Além do fator surpresa, tem quem use os banheiros públicos já com hora marcada. São geralmente homens mais jovens que têm no Twitter toda uma rede de contatos e troca de informações sobre a prática — na maioria das vezes, citando locais com numerais no lugar das letras, em código. Muitos, como Fernando*, 27, aproveitam para gravar o sexo.
"Não sei dizer quando comecei, mas tenho uma vaga lembrança de que foi após um churrasco no centro de São Paulo. Na volta, usei o banheiro da estação porque estava apertado. Vu vi dois caras ao meu lado, se masturbando no mictório. Como estava alcoolizado, o tesão bateu e começamos a nos masturbar. Rolou mamada e o cacete — vou te falar num português bem aberto, tá?", Fernando conta, via áudio, direto do seu perfil anônimo no Twitter.
Seu pau grande e torto costuma "protagonizar" as filmagens, seja sozinho, sentado no vaso sanitário ou metendo forte em algum garoto na cabine.
Ele prefere banheiros de estações de ônibus e trens, mas também tem curtido ciclovias. "É uma adrenalina a sensação de proibido. Tem o medo de ser flagrado por alguém e aí o tesão aumenta. Banheirão é um bagulho fodido de fazer", diz.

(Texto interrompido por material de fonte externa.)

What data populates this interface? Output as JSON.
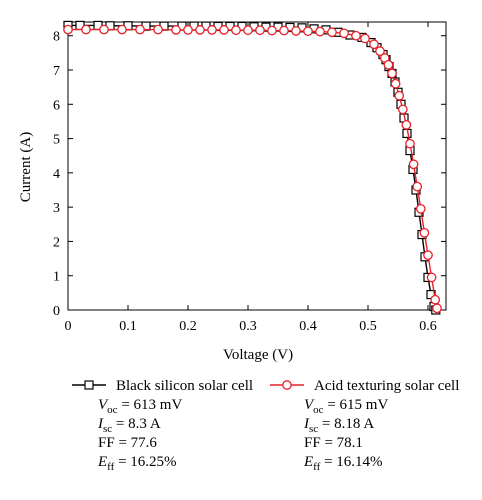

Alan, já na casa dos 40, não curte quem filma as aventuras. "Tem banheiro onde você não consegue mijar porque tem 8 caras batendo punheta juntos e eles não saem nunca dali, esperam o segurança expulsar. Ou então quem fica na porta mexendo no celular, ou quem mora longe e fica esperando quem apareça. Tem quem prefere os mais velhos... Tem até fetiche com gente em situação de rua. São os caminhos do desejo. É meio doido."
Além dos diários, Alan registra suas descobertas em uma série de fotos — alguns registros ilustram esta reportagem. É o oculto que o move a desbravar banheiros e gozos de desconhecidos.
"Você estar ali, ter aqueles minutos e voltar para as esposas, para suas casas — esse é o viés que me atrai", diz. "Não quero fazer amizade, saber o nome. Quanto mais você fala, mais você descobre. Você não quer descobrir nada. Quer gozar e cair fora."